November is Homelessness Awareness month. This time of year always reminds me of a powerful story, an unexpected seasonal lesson about homelessness, that I learned when I worked at the Corporation for Supportive Housing, which invests in housing for homeless people.
We interviewed a young man we will call "John" who described his Thanksgiving -- intense loneliness sitting on a Manhattan rooftop trying to avoid the snow falling outside, listening to the voices in the apartments celebrating. It wasn't his hunger or longing for a warm bed that he focused on, but his loneliness.
While we know that homeless people need shelter and food, we don't often think about the high toll of loneliness. Avoiding contact is part of a complex set of strategies people use to survive. But long-term, isolation breeds hopelessness, leading to a downward spiral that makes it hard to take action, to find housing, work, and reconnect.
Perhaps because the holiday season is rich with hope for most of us, it's hard to want to think too much about homelessness because it makes us feel helpless and hopeless.

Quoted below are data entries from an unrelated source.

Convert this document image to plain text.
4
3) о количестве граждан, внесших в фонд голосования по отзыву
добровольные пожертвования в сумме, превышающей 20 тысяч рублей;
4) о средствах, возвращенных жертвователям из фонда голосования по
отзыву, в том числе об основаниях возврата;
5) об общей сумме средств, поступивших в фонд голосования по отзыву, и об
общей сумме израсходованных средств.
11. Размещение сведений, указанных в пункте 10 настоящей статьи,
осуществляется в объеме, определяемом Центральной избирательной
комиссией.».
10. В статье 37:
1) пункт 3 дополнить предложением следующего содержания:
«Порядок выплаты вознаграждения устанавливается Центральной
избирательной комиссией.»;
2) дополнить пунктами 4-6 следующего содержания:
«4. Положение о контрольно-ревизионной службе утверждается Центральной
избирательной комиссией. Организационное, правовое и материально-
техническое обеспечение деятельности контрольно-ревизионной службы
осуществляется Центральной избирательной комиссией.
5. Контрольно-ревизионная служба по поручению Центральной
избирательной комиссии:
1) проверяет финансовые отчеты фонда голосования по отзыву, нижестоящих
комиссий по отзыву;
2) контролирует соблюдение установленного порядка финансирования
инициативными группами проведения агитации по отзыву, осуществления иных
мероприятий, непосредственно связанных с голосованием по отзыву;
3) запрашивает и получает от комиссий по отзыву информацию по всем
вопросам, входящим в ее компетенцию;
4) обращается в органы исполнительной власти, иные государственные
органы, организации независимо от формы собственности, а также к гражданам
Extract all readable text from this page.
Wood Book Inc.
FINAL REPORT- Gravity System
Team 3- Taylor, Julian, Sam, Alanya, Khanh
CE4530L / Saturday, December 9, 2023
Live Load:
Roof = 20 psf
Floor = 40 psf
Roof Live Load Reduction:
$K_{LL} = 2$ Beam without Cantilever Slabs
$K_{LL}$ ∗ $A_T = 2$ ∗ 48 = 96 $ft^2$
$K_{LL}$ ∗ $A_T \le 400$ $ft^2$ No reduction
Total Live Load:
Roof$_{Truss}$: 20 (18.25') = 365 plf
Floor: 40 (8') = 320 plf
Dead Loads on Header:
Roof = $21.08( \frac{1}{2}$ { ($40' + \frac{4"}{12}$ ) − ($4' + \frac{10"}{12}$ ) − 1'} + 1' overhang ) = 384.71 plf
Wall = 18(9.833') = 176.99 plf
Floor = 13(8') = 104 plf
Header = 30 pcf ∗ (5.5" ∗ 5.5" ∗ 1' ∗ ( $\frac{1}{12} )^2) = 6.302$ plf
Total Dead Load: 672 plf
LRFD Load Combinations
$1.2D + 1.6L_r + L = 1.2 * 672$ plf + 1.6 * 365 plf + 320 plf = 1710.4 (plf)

Yet people are homeless in large numbers because we as citizens tolerate it. If we in the U.S. - you and I -- decided that homelessness was unacceptable, we would no longer have widespread homelessness.
Although we had rates of poverty in the early to mid-1960's for example from 14 to 22 percent, compared to 13 to 15 percent in the 1980s, in the earlier period we did not see nearly the same numbers of people living in our streets that we do today. What changed?
1. Housing prices increased faster than inflation, and we tore down a lot of cheap housing as we undertook 'urban renewal.' Federal housing expenditures overall tilt toward higher income homeowners through the mortgage interest deduction, with significant gaps between the need for subsidies that can make rental housing affordable to people with low incomes, and the level of subsidies available.
2. While the move toward deinstitutionalizing people with mental illness in the 1970's was a positive one, unfortunately states did not invest sufficient resources in developing alternative community based resources, and as the availability of mental health services decreased in relation to the need, increasing numbers became homeless.
3. Veterans who were discharged at the end of the Vietnam War hit a wall after coming home to inadequate programs that could help with post-war health, mental health and addiction issues, including connections to housing and civilian jobs.
4. AIDS hit the U.S. like a bombshell, with formerly middle class men in the initial wave becoming very ill very quickly, causing them to lose their jobs and become homeless.
5. The crack cocaine epidemic exploded. As a result of addiction people lost jobs or entered a revolving door of incarceration and homelessness.
Now, decades later, just under 600,000 men, women, youth, children are homeless daily - well over a million each year. And with new veterans coming home from the war, and the housing market heating up, the levels of homelessness remain high.
What is to be done? In the early 2000's the federal government, prodded by the National Alliance to End Homelessness among other advocates called for communities to develop plans not just to manage, but to end homelessness. Many local governments heeded the call. Data from many studies showed that supportive housing (low cost permanent housing with built in support services) cost little more than leaving people bouncing through shelters, jails, and emergency rooms. As a result, our country set an audacious goal to create more than 100,000 apartments for chronically homeless people, which we achieved - and the number of individuals experiencing chronic homelessness has declined by 25% since 2007. More recently we have set and are starting to achieve goals to decrease veterans' homelessness. Places where we might not expect significant progress - like Utah - are getting the job done by focusing on solutions.
One approach to addressing this problem is 'rapid re-housing' -- getting people rehoused as fast as possible after they become homeless. And holding other systems accountable so that they don't discharge people into homelessness -- notably healthcare and incarceration.
Work also plays a huge role. John, who sat lonely on a rooftop, eventually got into supportive housing, then got a job managing an apartment building. By chance we had a photo of John in the streets when he was homeless - big beard, unkempt clothes. But when we did our interview, he was housed and working, in a suit and tie, happy, healthy, and motivated.
Organizations like Community Housing Partnership, Chrysalis and Weingart Center for the Homeless - run social enterprise businesses, which provide first-step employment to people exiting homelessness. The employees can get the experience and training they need to move on, and regain hope so that they can reconnect to society.
Awareness is the first step, but we also need action. It is time to stop tolerating widespread homelessness.